McDonald is behind our wine of the week winner — the Vision Cellars, 2019 Sonoma Coast, Sonoma County Pinot Noir at $40. It’s a complex pinot weighted to black fruit with feisty blackberry and savory notes in the mix. Balanced, it has bright acidity, a supple texture and a lingering finish. It’s well-crafted and edged out its competitors by over-delivering for a pinot noir at this price.
Today, McDonald is known for his lineup of pinot noirs. Even though the grape is well known for being temperamental, he remains undaunted.
The winemaker said pinot noir is a tough grape to grow in the vineyard with pruning, sun exposure and a range of clones to consider. It’s also a challenging varietal to craft in the cellar, he added. There’s a multitude of yeasts to choose from when fermenting the juice and that really affects flavor. But McDonald said he was determined to master the grape of Burgundy so he could “play with the big dogs.
“My parents taught me if you want to be successful, you have to be persistent and learn as much as you can,” McDonald said. “My high school coach said if you want to be a winemaker, you need to go to California.”
After moving to the Golden State, McDonald met many growers and winemakers, ultimately crossing paths with the Wagner family of Rutherford’s Caymus Vineyards. Those ties remain strong after more than three decades.
After mentoring McDonald for many years, they suggested he get into the wine business. When he said he didn’t have the kind of money necessary to craft wine, the Wagner family helped back him financially, and McDonald and his wife Lil cofounded Vision Cellars in 1995.
“We crafted wine in 1996, but we didn’t release it because it didn’t meet our standards,” McDonald said.
When they bought their land in Sonoma County, they planted a variety of clones of pinot noir in their vineyard.
“My vision of becoming a winemaker was a reality,” McDonald said. “Our first bottling was 1997 pinot noir, and Vision Cellars was born. ... Every year I learn something different. It’s an exciting adventure I look forward to.”

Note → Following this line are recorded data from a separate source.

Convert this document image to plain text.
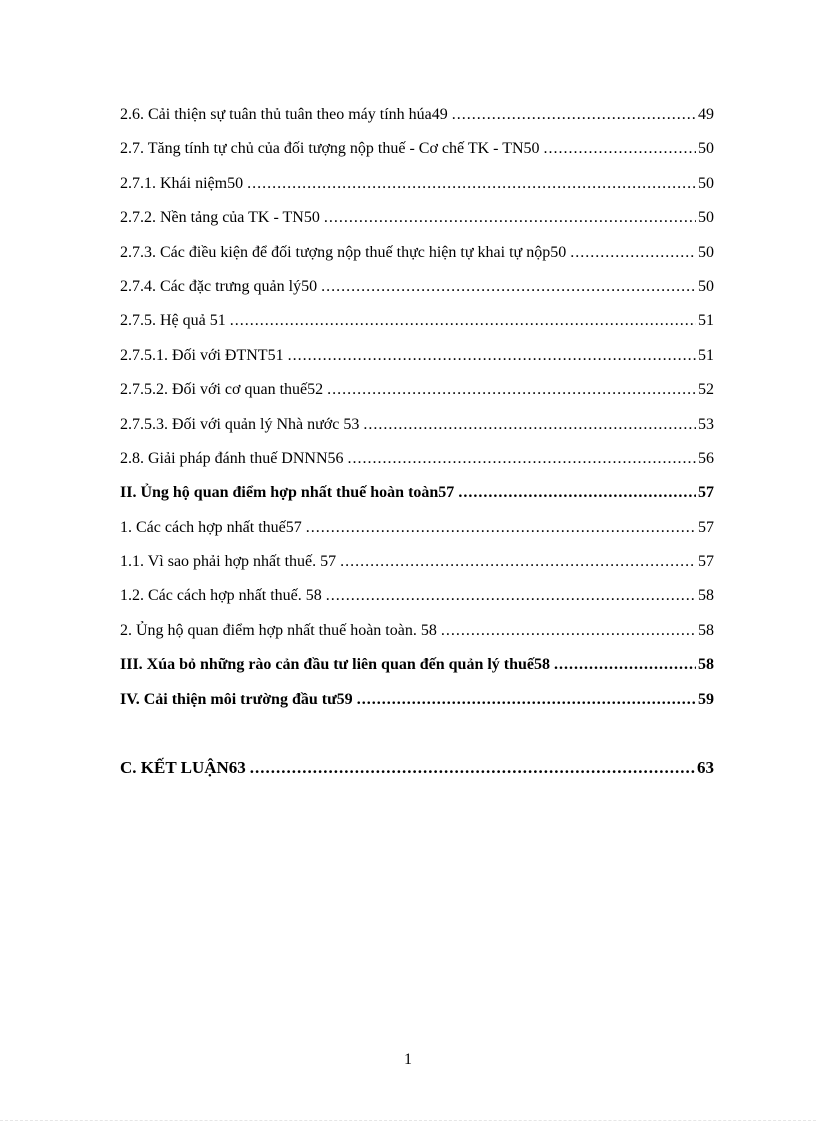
2.6. Cải thiện sự tuân thủ tuân theo máy tính húa49 .....	49
2.7. Tăng tính tự chủ của đối tượng nộp thuế - Cơ chế TK - TN50 .....	50
2.7.1. Khái niệm50 .....	50
2.7.2. Nền tảng của TK - TN50 .....	50
2.7.3. Các điều kiện để đối tượng nộp thuế thực hiện tự khai tự nộp50 .....	50
2.7.4. Các đặc trưng quản lý50 .....	50
2.7.5. Hệ quả 51 .....	51
2.7.5.1. Đối với ĐTNT51 .....	51
2.7.5.2. Đối với cơ quan thuế52 .....	52
2.7.5.3. Đối với quản lý Nhà nước 53 .....	53
2.8. Giải pháp đánh thuế DNNN56 .....	56
II. Ủng hộ quan điểm hợp nhất thuế hoàn toàn57 .....	57
1. Các cách hợp nhất thuế57 .....	57
1.1. Vì sao phải hợp nhất thuế. 57 .....	57
1.2. Các cách hợp nhất thuế. 58 .....	58
2. Ủng hộ quan điểm hợp nhất thuế hoàn toàn. 58 .....	58
III. Xúa bỏ những rào cản đầu tư liên quan đến quản lý thuế58 .....	58
IV. Cải thiện môi trường đầu tư59 .....	59
C. KẾT LUẬN63 .....	63
1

The winemaker again revealed his visionary gift when he founded the Association of African American Vintners in 2002. In 2019, the association decided that wineries don’t need to be owned by people of color to become members, as long as they support diversity and inclusion. With a nod to supporting the Black Lives Matter movement, a growing number of member vintners are not Black.
Championing diversity in the wine industry, McDonald said, is a day-to-day endeavor that deserves to be fought for every day of the year.